- Born: 30 July 2014 (age 12) Thalassery, Kerala, India
- Occupation: Actor
- Years active: 2020–present
- Awards: Best Child Actress for Sesham Mike-il Fathima

= Thennal Abhilash =

Indian actress

Thennal Abhilash (born 30 July 2014) is an Indian child actress who appears in the Malayalam Cinema.
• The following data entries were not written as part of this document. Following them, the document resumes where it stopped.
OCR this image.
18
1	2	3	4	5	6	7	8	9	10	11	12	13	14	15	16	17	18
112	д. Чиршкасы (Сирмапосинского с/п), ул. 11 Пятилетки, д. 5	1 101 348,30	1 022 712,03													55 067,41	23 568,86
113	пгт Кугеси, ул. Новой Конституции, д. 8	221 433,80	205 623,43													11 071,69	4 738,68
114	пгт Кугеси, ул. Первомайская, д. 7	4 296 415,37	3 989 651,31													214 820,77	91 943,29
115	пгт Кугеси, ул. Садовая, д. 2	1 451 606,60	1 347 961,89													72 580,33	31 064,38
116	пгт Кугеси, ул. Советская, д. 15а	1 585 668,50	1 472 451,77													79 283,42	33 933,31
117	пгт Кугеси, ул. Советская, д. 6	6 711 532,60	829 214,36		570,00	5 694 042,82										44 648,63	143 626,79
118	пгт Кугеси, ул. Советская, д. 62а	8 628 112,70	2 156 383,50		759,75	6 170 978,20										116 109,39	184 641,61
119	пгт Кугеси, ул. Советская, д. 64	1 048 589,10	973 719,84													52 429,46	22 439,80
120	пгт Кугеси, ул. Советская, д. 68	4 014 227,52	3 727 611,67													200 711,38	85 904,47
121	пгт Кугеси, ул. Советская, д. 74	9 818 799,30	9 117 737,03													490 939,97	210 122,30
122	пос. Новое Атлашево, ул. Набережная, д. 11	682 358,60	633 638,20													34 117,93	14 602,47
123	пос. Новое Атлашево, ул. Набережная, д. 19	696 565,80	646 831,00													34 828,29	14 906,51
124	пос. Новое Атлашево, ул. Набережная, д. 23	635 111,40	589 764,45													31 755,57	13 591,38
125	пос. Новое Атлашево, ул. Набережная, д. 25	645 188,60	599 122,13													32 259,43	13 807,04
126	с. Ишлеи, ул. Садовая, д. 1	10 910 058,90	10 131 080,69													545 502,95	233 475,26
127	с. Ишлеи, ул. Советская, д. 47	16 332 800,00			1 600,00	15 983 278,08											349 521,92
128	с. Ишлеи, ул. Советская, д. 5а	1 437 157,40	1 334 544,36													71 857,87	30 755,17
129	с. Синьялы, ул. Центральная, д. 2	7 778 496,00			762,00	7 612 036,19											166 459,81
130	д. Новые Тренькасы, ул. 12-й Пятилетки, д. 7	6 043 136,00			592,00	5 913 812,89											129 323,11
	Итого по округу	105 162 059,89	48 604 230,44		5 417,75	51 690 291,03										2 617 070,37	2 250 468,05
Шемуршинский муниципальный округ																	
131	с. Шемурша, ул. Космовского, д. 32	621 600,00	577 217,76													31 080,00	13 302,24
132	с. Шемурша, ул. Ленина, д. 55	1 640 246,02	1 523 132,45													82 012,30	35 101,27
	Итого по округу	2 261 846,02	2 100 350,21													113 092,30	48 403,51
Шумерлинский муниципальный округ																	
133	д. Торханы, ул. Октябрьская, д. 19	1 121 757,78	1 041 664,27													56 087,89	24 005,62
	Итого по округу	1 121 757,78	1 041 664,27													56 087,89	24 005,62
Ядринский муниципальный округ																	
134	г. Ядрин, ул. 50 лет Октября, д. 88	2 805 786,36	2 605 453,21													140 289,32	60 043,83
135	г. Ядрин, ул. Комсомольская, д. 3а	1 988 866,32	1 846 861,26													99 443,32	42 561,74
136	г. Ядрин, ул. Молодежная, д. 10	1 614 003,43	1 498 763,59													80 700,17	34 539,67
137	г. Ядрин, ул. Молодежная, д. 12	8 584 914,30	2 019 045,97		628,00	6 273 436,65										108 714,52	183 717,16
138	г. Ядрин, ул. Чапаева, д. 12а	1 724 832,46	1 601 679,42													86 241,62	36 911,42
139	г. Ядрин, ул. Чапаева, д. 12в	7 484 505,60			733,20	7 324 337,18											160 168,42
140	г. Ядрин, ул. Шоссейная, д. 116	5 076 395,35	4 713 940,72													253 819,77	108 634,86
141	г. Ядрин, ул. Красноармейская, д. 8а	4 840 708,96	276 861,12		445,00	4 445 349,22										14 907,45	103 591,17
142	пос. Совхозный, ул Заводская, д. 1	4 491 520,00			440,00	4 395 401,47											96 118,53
She is best known for portraying Kunju Fathima in Sesham Mike-il Fathima (2023), Malavika Das in Forensic (2020), Appumol in Minnal Murali (2021), Rukku in Lalitham Sundaram (2022), Balan Daughter in Voice of Sathyanathan (2023), Anya in Rudhran (2023), Vannamayil in Story of Things (2023), Keshav Daughter in Manorathangal (2024).

== Career ==
Thennal started acting with the role of childhood of Malavika Das in the movie Forensic (2020 film) in 2020. Her role as Kunju Fathima in Sesham Mike-il Fathima in 2023 was critically acclaimed and she has also got Best Child actress award in 54th Kerala State Film Awards. Kutti Thennal and Vasisht Umesh are two emerging dancers whose performances went viral on social media platforms.

== Filmography ==
- All films are in Malayalam language unless otherwise noted

List of film credits
| Year | Title | Role | Notes | Ref. |
| 2020 | Forensic | Malavika Das | Debut film |  |
| 2021 | Minnal Murali | Appumol |  |  |
| 2022 | Lalitham Sundaram | Rukku |  |  |
| 2023 | Voice of Sathyanathan | Balan Daughter |  |  |
| Sesham Mike-il Fathima | Kunju Fathima |  |  |
| Rudhran | Anya | Tamil film |  |
| Story of Things | Vannamayil | Tamil series |  |
| 2024 | Manorathangal | Keshav's Daughter |  |  |
| 2025 | Nancy Rani | Young Nancy |  |  |

Key
| † | Denotes films that have not yet been released |

==Awards==
- 54th Kerala State Film Awards for Best Child Actress.